As she briskly walked to the podium to address the 900 attendees of the HBS Women’s Conference last Saturday, Ellen Hancock appeared confident and tough. Yet one could tell from her first quote that this woman, now the Chairman and CEO of Exodus Communications, has had her share of challenges and earned her strips in the technology industry the hard way. “Here’s to the crazy ones, the misfits, the rebels…the ones who see things differently…Because the people who are crazy enough to think they can change the world do.”
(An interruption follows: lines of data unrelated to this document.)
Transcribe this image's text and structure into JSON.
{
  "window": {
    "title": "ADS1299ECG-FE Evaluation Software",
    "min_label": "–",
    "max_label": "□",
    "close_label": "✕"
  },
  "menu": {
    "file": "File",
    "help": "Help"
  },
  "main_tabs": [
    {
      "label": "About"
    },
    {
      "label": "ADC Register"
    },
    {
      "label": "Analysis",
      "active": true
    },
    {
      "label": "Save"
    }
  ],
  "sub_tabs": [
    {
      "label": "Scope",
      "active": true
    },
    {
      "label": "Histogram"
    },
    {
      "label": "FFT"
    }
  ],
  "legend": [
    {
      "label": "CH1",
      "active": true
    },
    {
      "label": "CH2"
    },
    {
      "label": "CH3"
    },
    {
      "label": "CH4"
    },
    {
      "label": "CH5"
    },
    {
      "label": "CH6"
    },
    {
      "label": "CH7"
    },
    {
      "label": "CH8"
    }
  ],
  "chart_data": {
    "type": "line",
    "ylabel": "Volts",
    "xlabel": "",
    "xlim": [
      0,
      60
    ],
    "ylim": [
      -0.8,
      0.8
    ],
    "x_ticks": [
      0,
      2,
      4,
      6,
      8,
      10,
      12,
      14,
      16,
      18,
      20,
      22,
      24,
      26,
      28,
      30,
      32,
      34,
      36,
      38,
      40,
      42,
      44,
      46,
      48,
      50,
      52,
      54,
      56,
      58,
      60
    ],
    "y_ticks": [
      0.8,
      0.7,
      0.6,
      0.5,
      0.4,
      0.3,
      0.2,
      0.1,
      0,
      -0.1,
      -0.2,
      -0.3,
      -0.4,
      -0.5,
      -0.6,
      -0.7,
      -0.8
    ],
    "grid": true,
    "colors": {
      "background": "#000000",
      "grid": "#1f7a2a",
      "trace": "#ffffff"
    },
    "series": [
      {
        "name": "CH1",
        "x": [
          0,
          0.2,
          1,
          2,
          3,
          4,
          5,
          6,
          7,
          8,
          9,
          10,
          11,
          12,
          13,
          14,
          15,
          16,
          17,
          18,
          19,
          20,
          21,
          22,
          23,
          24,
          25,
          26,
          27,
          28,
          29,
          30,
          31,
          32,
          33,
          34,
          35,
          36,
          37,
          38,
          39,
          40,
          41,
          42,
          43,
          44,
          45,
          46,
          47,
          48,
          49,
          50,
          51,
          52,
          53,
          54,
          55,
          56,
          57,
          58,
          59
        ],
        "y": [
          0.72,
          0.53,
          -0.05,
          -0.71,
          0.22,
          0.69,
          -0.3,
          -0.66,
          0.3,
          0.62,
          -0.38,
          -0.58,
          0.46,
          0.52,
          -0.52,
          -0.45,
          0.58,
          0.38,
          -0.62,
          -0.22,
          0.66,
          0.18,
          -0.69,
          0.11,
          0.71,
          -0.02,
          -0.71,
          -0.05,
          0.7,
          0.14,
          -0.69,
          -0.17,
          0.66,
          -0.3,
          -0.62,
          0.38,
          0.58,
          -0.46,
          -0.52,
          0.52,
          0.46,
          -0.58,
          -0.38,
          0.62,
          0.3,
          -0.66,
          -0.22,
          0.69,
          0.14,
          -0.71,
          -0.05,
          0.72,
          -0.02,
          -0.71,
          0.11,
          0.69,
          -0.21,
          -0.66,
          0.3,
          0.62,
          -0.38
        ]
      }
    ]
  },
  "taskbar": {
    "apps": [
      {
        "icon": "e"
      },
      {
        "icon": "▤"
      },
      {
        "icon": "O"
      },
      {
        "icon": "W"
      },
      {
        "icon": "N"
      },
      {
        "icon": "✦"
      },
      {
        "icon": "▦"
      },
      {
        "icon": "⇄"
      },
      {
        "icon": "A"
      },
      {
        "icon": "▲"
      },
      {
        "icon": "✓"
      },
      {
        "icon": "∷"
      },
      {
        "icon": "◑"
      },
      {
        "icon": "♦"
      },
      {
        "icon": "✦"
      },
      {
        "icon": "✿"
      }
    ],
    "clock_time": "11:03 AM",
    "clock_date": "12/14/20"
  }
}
Exodus Communications is a $12 billion value company that hosts the web operations of 40% of the top sites on the internet. Hancock has earned much credit for the firm’s successful IPO in 1998 and has long been visible as one of the highest-ranking women in the technology industry. She started her remarkable journey to the top of the latter during a 29-year career at IBM, where she became Big Blue’s highest-ranking female executive. She came to Silicon Valley three years ago with the goal of running a company and worked at National Semiconductor and Apple Computer before Exodus.
During her speech, she emphasized career management as the most important thing you can do for yourself “because no one else will.” She has herself managed her career very carefully, surrounding herself with mentors who knew the right stepping stones, and making many personal sacrifices to get ahead. She advises that “you should look 2 jobs out, see if the second job will take you there, then take the first job.”
For women specifically, she shared the following insights:
o Women have to work harder to work ahead. “I get asked all the time what it’s like to be a female in the semi-conductor business. Men don’t get asked that. People don’t ask what it’s like to be a male in the semi-conductor business!”
o Stereotypes exist and we have to overcome them.
o Develop a style that makes managers comfortable
o Seek out difficult assignments and opportunities, they won’t fall on your lap
o Look for influential mentors who will help
Ellen Hancock also shared some guidelines about work environments, emphasizing that “If you’re not in a supportive environment, leave. There’s no value in staying and time is too short.” She left the crowd with the inspiration to work a little harder as “It’s when women are in charge that we’re going to see the change.”